The non-profit is mainly known for its "SERVE" mission trips for teens, which are 5-7 day trips for middle school and high school age students, which are mostly made up of youth groups from various churches. The volunteers participate in a variety of community service projects in the host church's community. A small sample of these service projects includes that in 1998, the Ellensburg, Washington chapter of the organization spent three days removing graffiti from various parts of the city. In 2014, student teams did various service projects throughout Chicago, Illinois as part of The Chicago Project. In 2016, volunteers painted houses around Sioux City, Iowa.

== History ==
In August 1950, the organization, which was then called the Young Calvinist Federation (YCF), released a report calling for the institution of educational programs and legislative programmes in order to afford African Americans "rights and opportunities equal to those enjoyed by other members of society."

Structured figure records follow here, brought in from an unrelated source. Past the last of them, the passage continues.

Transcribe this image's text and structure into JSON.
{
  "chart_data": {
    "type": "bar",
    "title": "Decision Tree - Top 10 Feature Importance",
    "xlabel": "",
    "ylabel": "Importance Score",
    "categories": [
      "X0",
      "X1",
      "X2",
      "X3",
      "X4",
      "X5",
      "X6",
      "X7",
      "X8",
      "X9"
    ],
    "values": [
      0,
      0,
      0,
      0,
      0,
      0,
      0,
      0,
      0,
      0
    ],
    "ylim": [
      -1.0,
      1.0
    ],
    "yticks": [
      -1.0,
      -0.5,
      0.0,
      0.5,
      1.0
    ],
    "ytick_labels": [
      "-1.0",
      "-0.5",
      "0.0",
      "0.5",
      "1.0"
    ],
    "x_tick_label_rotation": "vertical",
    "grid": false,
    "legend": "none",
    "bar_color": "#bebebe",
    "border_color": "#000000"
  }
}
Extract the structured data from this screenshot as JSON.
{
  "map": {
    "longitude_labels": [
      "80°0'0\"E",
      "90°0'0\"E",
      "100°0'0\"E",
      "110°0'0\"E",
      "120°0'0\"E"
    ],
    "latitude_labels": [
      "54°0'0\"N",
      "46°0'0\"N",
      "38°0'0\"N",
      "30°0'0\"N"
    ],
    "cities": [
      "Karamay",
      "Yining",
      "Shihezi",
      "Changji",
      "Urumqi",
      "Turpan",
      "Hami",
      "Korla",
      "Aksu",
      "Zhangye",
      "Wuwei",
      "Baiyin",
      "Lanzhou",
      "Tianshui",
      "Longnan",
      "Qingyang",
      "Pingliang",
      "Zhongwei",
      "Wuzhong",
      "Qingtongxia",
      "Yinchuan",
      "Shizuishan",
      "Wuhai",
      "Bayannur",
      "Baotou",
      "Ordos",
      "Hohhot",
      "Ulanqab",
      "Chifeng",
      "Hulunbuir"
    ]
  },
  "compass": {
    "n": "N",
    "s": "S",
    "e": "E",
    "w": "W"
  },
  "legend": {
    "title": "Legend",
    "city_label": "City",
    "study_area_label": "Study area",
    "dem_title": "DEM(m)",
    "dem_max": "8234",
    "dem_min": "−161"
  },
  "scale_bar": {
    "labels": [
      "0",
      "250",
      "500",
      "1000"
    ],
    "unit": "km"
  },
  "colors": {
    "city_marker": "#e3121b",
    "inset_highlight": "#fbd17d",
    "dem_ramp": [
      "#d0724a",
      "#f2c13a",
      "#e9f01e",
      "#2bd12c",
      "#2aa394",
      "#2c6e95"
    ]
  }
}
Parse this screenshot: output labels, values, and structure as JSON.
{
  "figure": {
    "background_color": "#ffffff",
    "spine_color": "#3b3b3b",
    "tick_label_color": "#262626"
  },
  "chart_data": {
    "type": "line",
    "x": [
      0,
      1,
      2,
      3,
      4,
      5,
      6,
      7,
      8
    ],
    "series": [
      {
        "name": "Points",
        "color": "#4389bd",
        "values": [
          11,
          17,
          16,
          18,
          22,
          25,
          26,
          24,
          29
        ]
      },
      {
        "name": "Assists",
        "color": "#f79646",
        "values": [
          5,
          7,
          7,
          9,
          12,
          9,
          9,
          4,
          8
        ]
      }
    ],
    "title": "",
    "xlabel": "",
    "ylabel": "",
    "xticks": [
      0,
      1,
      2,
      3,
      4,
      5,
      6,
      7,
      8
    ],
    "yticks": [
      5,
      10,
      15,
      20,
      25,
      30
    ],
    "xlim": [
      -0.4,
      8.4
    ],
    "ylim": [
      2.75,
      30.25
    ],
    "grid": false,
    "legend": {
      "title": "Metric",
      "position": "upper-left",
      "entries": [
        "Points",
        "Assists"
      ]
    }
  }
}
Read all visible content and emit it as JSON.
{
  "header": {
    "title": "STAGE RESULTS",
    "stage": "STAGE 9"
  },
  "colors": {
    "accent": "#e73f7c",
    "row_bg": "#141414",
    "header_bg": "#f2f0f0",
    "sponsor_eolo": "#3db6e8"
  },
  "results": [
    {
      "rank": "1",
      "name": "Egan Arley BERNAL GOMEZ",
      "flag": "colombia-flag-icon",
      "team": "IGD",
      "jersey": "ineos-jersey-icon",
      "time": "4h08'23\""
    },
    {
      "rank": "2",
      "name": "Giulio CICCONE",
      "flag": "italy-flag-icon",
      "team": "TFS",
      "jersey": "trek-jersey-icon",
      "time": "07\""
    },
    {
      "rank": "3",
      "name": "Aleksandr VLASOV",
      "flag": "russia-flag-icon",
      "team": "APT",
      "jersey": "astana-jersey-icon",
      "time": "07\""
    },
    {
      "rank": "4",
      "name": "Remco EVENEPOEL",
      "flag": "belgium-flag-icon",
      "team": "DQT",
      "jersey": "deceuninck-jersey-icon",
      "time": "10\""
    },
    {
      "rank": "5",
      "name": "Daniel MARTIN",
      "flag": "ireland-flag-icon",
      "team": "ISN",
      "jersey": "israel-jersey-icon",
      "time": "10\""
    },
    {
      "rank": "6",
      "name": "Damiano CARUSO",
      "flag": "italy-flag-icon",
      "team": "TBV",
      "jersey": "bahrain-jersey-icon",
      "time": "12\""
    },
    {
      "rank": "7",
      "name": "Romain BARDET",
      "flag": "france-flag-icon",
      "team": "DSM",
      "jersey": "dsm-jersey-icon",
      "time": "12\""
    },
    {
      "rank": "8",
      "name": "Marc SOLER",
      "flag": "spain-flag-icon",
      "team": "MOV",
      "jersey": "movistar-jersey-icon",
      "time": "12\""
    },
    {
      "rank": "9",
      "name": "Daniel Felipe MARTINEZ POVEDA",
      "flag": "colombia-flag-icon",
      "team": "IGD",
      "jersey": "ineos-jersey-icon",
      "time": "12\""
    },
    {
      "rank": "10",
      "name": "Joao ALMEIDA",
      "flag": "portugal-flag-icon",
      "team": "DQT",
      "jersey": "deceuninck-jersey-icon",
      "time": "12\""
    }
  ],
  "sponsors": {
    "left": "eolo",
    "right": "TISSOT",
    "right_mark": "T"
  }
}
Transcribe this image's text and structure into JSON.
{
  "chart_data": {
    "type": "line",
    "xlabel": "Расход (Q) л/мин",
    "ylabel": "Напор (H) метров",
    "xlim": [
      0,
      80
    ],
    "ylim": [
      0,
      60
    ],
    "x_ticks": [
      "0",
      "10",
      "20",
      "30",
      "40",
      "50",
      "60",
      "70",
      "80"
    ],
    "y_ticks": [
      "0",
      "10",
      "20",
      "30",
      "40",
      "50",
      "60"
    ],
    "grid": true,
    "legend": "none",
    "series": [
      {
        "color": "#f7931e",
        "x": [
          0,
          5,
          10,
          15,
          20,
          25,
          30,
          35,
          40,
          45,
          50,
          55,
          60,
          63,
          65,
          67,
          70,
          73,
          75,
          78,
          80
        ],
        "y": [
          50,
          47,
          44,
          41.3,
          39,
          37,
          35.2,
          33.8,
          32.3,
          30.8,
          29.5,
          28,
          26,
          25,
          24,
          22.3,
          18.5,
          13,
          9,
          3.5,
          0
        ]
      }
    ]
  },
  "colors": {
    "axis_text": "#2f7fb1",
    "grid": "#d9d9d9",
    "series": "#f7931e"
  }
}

The American Federation of Reformed Young Women's Societies, which was founded in May 1932, merged into the YCF in December 1955. In August 1967, the YCF held an international convention in Edmonton, Alberta. From December 30, 1982, until January 2, 1983, the YCF co-sponsored a conference with members of local churches in Calgary. The name of the organization changed to Youth Unlimited (YU) in 1992 and to ThereforeGo Ministries in 2020.